According to officials of the Ministry of Finance, MOF has released nearly Rs 90 billion during the current fiscal year to bring the Hetauda Textile Factory back into operation. The factory, which was established in mid-seventies under the Chinese financial and technical cooperation, was shutdown in 2002 amid mounting losses and shrinking market share. “The government is in the process of disbursing additional Rs 21 million to clear power dues owned by the factory,” said Tej Ranta Shakya, joint secretary of the MOF.
Similarly is the case for Gorakhkali Tire Factory, in which the government share in the factory has lately increased to 80 from last year´s 20 percent. “Addition investment of Rs 50 million and conversion of past loans worth Rs 360 million into equity shares has raised government´s share of the factory to 80 percent,” Shakya said.
According to the concerned officials, the government has adopted a three-stage plan to bring the factory back in full-fledge operation to ensure its financial sustainability. The first-stage that will focus on maintenance and repairing of the factory, will end by coming mid July,” said the official and added that the two years long second phase will basically focus on modification and commercialization of the factory.

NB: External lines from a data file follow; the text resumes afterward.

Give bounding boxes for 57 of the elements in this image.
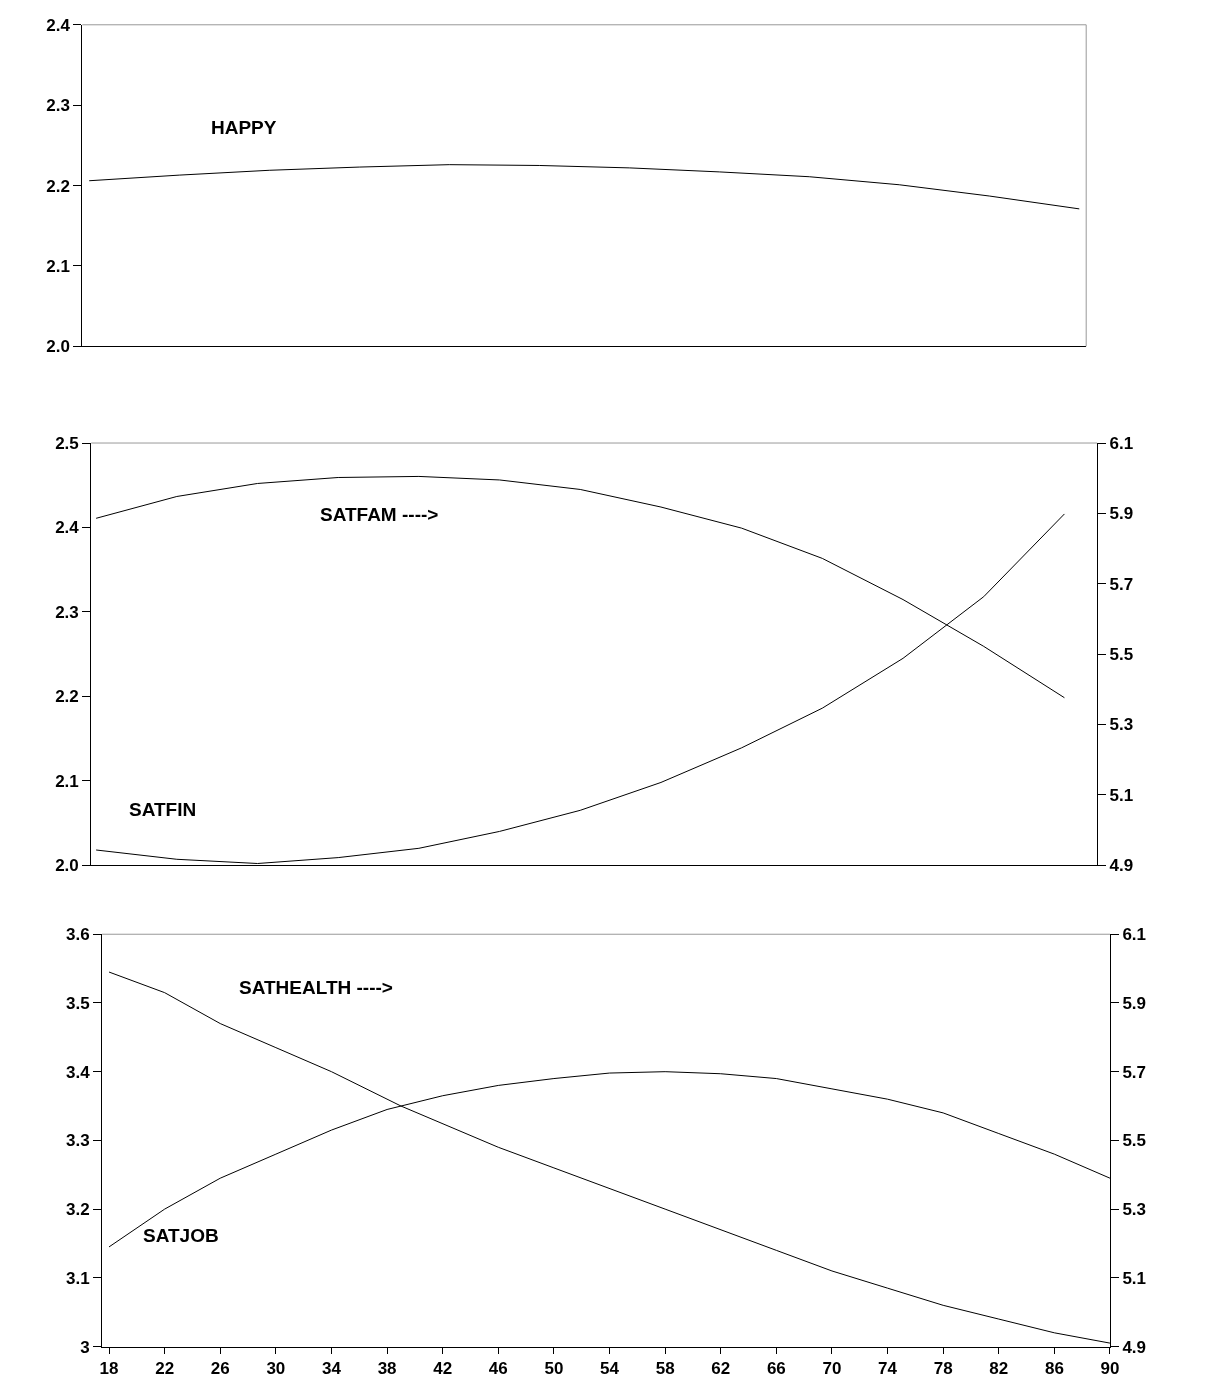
y2-tick-label: 5.1 — [1122, 1268, 1147, 1288]
y-tick-label: 3.3 — [66, 1131, 90, 1151]
y-tick-label: 3.5 — [66, 993, 90, 1013]
x-tick-label: 62 — [711, 1358, 731, 1378]
y-tick-label: 3.6 — [66, 925, 90, 945]
y-tick-label: 2.3 — [46, 96, 70, 116]
y-tick-label: 2.0 — [46, 337, 70, 357]
y2-tick-label: 5.7 — [1109, 574, 1134, 594]
x-tick-label: 90 — [1100, 1358, 1120, 1378]
y-tick-label: 3.4 — [66, 1062, 91, 1082]
series-label: SATFIN — [129, 799, 197, 820]
x-tick-label: 70 — [822, 1358, 842, 1378]
x-tick-label: 46 — [488, 1358, 508, 1378]
x-tick-label: 66 — [766, 1358, 786, 1378]
x-tick-label: 86 — [1044, 1358, 1064, 1378]
y-tick-label: 3.1 — [66, 1268, 90, 1288]
y2-tick-label: 5.3 — [1109, 715, 1134, 735]
line-series — [88, 164, 1080, 210]
x-tick-label: 42 — [433, 1358, 453, 1378]
x-tick-label: 54 — [600, 1358, 620, 1378]
y-tick-label: 3.2 — [66, 1200, 90, 1220]
y2-tick-label: 5.1 — [1109, 785, 1134, 805]
y-tick-label: 2.0 — [55, 856, 79, 876]
y2-tick-label: 6.1 — [1109, 433, 1134, 453]
y2-tick-label: 5.9 — [1109, 504, 1134, 524]
y-tick-label: 2.3 — [55, 602, 79, 622]
y2-tick-label: 6.1 — [1122, 925, 1147, 945]
series-label: SATJOB — [143, 1225, 219, 1246]
y-tick-label: 2.4 — [55, 518, 80, 538]
y-tick-label: 2.5 — [55, 433, 79, 453]
y-tick-label: 3 — [80, 1337, 90, 1357]
y-tick-label: 2.4 — [46, 15, 71, 35]
y-tick-label: 2.2 — [46, 176, 70, 196]
y2-tick-label: 5.9 — [1122, 993, 1147, 1013]
x-tick-label: 26 — [210, 1358, 230, 1378]
x-tick-label: 38 — [377, 1358, 397, 1378]
x-tick-label: 22 — [155, 1358, 175, 1378]
y2-tick-label: 5.5 — [1122, 1131, 1147, 1151]
x-tick-label: 58 — [655, 1358, 675, 1378]
x-tick-label: 82 — [989, 1358, 1009, 1378]
x-tick-label: 50 — [544, 1358, 564, 1378]
series-label: SATHEALTH ----> — [239, 977, 393, 998]
series-label: HAPPY — [211, 117, 277, 138]
y2-tick-label: 4.9 — [1122, 1337, 1147, 1357]
x-tick-label: 18 — [99, 1358, 119, 1378]
y2-tick-label: 5.7 — [1122, 1062, 1147, 1082]
y-tick-label: 2.2 — [55, 687, 79, 707]
series-label: SATFAM ----> — [320, 504, 439, 525]
x-tick-label: 34 — [322, 1358, 342, 1378]
x-tick-label: 30 — [266, 1358, 286, 1378]
x-tick-label: 78 — [933, 1358, 953, 1378]
y-tick-label: 2.1 — [46, 256, 70, 276]
y2-tick-label: 4.9 — [1109, 856, 1134, 876]
y-tick-label: 2.1 — [55, 771, 79, 791]
y2-tick-label: 5.5 — [1109, 645, 1134, 665]
x-tick-label: 74 — [878, 1358, 898, 1378]
y2-tick-label: 5.3 — [1122, 1200, 1147, 1220]
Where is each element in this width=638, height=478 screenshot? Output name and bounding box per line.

Likewise, the government has so far invested Rs 30 million to restart the production at Agricultural Tools Factory which has been closed for last six year. The factory, which was privatized in mid-nineties, was retaken by the government the private party failed to clear its financial terms and condition agreed with the government.
Similarly, Biratnagar Jute Factory, one of the most problematic factories run by the government, has already received Rs 80 million and negotiations are on with the management of the factory for additional disbursements, said an official. The government has share equity of 46 percent in the factory.
A high level committed formed by the government in 2006 recommended the government not to make additional investments to the sick PEs in the names of running capital, shares and loans. The committee also underlined that the there was no alternative to the privatization of the PEs and suggested the government initiate a new round of privatization by forming a separate privatization bureau at the Prime Minister´s Office.